Let $F$ be a field and let $V$ be a finite dimensional vector space over $F$. Let $\varphi : V \rightarrow V$ be a linear transformation. Prove that there exists a positive natural number $m$ such that $\mathsf{im}\ \varphi^m \cap \mathsf{ker}\ \varphi^m = 0$, where $\varphi^m$ denotes the $m$th iterate of $\varphi$.

Note that if $\varphi^a(x) = 0$, then $\varphi^{a+1}(x) = 0$. Similarly, if $x = \varphi^{a+1}(y)$, then $x = \varphi^a(\varphi(y))$. This gives us two chains of subspaces in $V$, one ascending and one descending: $\mathsf{ker}\ \varphi^1 \subseteq \mathsf{ker}\ \varphi^2 \subseteq \cdots \subseteq \mathsf{ker}\ \varphi^s \subseteq \mathsf{ker}\ \varphi^{s+1} \subseteq \cdots$ and $\mathsf{im}\ \varphi^1 \supseteq \mathsf{im}\ \varphi^2 \supseteq \cdots \supseteq \mathsf{im}\ \varphi^t \supseteq \mathsf{im}\ \varphi^{t+1} \supseteq \cdots$.

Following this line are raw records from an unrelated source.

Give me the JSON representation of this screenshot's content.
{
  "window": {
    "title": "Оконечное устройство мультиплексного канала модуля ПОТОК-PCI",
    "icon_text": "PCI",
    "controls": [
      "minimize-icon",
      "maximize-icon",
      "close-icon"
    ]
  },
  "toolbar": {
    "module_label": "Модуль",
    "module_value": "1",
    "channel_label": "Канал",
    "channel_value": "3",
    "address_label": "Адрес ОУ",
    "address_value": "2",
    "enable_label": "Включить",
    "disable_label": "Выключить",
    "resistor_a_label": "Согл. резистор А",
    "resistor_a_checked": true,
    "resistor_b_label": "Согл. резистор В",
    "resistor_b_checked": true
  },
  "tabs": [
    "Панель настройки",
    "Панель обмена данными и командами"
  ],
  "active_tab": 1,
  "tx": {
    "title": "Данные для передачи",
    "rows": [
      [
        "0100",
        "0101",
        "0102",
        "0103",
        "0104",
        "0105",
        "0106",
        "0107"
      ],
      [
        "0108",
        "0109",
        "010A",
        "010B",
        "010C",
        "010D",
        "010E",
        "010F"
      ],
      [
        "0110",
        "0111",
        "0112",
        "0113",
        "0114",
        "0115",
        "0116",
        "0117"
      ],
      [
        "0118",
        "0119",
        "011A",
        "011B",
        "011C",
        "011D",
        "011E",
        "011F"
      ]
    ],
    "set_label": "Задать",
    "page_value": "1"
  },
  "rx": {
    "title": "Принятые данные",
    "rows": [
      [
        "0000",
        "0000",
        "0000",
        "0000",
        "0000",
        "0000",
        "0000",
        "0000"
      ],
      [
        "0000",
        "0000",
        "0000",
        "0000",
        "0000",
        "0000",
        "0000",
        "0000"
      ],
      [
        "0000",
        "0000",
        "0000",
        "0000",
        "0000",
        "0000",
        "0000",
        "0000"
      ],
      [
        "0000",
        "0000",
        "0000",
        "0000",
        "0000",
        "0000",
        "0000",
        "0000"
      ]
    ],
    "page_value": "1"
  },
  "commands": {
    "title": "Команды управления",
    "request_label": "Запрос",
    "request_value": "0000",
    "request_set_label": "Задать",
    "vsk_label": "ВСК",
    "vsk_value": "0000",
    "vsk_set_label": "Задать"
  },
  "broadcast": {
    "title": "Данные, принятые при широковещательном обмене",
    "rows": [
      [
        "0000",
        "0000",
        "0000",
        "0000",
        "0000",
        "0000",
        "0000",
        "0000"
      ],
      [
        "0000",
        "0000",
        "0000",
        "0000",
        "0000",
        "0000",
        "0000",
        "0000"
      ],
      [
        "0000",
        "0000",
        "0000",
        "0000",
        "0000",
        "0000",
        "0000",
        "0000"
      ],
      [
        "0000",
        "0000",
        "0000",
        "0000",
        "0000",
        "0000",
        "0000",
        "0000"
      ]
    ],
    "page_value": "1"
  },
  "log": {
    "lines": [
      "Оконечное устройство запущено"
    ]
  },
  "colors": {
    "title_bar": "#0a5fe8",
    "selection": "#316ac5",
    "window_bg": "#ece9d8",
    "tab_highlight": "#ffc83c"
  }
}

Note that because $V$ is finite dimensional, these chains must stabilize. Let $s$ and $t$ be minimal such that $\mathsf{ker}\ \varphi^s =\mathsf{ker}\ \varphi^{s+1}$ and $\mathsf{im}\ \varphi^t = \mathsf{im}\ \varphi^{t+1}$, respectively, and let $m = \mathsf{max}(s,t)$. We claim that $\mathsf{ker}\ \varphi^m \cap \mathsf{im}\ \varphi^m = 0$.

Let $x \in \mathsf{ker}\ \varphi^m \cap \mathsf{im}\ \varphi^m$. Now $x = \varphi^m(y)$ for some $y \in V$, and so $0 = \varphi^{m}(x) = \varphi^{2m}(y)$. In particular, $y \in \mathsf{ker}\ \varphi^{2m} = \mathsf{ker}\ \varphi^m$. So $x = \varphi^m(y) = 0$. Thus $\mathsf{ker}\ \varphi^m \cap \mathsf{im}\ \varphi^m = 0$, as desired.